SQL First, Second and Third Normal Forms
There are three sources of modification anomalies in SQL These are defined as first, second, and third normal forms (1NF, 2NF, 3NF). These normal forms act as remedies to modification anomalies.
First normal form
To be in first normal form (1NF), a table must have the following qualities:
The table is two-dimensional with rows and columns.
Each row contains data that pertains to some thing or portion of a thing.
Each column contains data for a single attribute of the thing it’s describing.
Each cell (intersection of a row and a column) of the table must have only a single value.
Entries in any column must all be of the same kind. If, for example, the entry in one row of a column contains an employee name, all the other rows must contain employee names in that column, too.
Each column must have a unique name.
No two rows may be identical (that is, each row must be unique).
The order of the columns and the order of the rows are not significant.
A table (relation) in first normal form is immune to some kinds of modification anomalies but is still subject to others. The SALES table is in first normal form, and the table is subject to deletion and insertion anomalies. First normal form may prove useful in some applications but unreliable in others.
Second normal form
To appreciate second normal form, you must understand the idea of functional dependency. A functional dependency is a relationship between or among attributes. One attribute is functionally dependent on another if the value of the second attribute determines the value of the first attribute. If you know the value of the second attribute, you can determine the value of the first attribute.
Suppose, for example, that a table has attributes (columns) StandardCharge, NumberOfTests, and TotalCharge that relate through the following equation:
TotalCharge = StandardCharge * NumberOfTests
TotalCharge is functionally dependent on both StandardCharge and NumberOfTests. If you know the values of StandardCharge and NumberOfTests, you can determine the value of TotalCharge.
Every table in first normal form must have a unique primary key. That key may consist of one or more than one column. A key consisting of more than one column is called a composite key. To be in second normal form (2NF), all non-key attributes must depend on the entire key. Thus, every relation that is in 1NF with a single attribute key is automatically in second normal form.

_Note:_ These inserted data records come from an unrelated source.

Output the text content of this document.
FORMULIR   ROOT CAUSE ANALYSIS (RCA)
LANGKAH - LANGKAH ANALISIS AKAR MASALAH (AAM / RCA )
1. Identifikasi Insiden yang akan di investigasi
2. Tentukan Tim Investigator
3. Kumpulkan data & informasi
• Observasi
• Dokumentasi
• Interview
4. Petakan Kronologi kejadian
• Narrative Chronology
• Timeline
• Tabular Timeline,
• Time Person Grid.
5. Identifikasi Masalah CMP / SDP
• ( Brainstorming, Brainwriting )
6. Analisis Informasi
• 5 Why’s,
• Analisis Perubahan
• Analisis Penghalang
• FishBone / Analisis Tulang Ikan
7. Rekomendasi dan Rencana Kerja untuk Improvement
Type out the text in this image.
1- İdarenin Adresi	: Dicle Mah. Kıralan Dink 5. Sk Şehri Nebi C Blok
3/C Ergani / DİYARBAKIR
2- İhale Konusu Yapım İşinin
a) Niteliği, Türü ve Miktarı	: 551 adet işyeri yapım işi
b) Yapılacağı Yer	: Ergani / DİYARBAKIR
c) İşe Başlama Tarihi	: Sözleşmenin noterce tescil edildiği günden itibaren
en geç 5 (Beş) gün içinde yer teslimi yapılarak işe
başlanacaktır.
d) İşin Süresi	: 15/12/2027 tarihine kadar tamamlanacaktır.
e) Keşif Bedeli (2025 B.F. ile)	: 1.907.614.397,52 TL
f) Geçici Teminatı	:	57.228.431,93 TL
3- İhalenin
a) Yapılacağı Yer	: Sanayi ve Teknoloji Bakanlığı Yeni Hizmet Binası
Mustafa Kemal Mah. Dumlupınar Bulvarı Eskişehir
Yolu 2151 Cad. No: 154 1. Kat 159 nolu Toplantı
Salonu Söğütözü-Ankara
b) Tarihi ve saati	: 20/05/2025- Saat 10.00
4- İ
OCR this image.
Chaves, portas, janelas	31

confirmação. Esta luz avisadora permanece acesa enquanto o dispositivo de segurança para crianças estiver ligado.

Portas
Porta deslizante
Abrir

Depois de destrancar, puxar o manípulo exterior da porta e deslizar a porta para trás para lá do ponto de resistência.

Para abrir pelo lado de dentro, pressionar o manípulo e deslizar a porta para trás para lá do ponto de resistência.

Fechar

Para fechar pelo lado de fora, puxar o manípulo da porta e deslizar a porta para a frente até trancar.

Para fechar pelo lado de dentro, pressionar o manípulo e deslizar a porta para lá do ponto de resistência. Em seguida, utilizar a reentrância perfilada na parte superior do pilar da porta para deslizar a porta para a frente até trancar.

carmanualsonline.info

If a relation has a composite key, all non-key attributes must depend on all components of the key. If you have a table where some non-key attributes don’t depend on all components of the key, break the table up into two or more tables so that — in each of the new tables — all non-key attributes depend on all components of the primary key.
Sound confusing? Look at an example to clarify matters. Consider the SALES table. Instead of recording only a single purchase for each customer, you add a row every time a customer buys an item for the first time. An additional difference is that charter customers (those with Customer_ID values of 1001 to 1007) get a discount off the normal price.
Customer_ID does not uniquely identify a row. In two rows, Customer_ID is 1001. In two other rows, Customer_ID is 1010. The combination of the Customer_ID column and the Product column uniquely identifies a row. These two columns together are a composite key.
If not for the fact that some customers qualify for a discount and others don’t, the table wouldn’t be in second normal form, because Price (a non-key attribute) would depend only on part of the key (Product). Because some customers do qualify for a discount, Price depends on both CustomerID and Product, and the table is in second normal form.
Third normal form
Tables in second normal form are especially vulnerable to some types of modification anomalies — in particular, those that come from transitive dependencies.
A transitive dependency occurs when one attribute depends on a second attribute, which depends on a third attribute. Deletions in a table with such a dependency can cause unwanted information loss. A relation in third normal form is a relation in second normal form with no transitive dependencies.
Look again at the SALES table, which you know is in first normal form. As long as you constrain entries to permit only one row for each Customer_ID, you have a single-attribute primary key, and the table is in second normal form. However, the table is still subject to anomalies. What if customer 1010 is unhappy with the chlorine bleach, for example, and returns the item for a refund?
You want to remove the third row from the table, which records the fact that customer 1010 bought chlorine bleach. You have a problem: If you remove that row, you also lose the fact that chlorine bleach has a price of $4. This situation is an example of a transitive dependency. Price depends on Product, which, in turn, depends on the primary key Customer_ID.
Breaking the SALES table into two tables solves the transitive dependency problem. The two tables make up a database that’s in third normal form.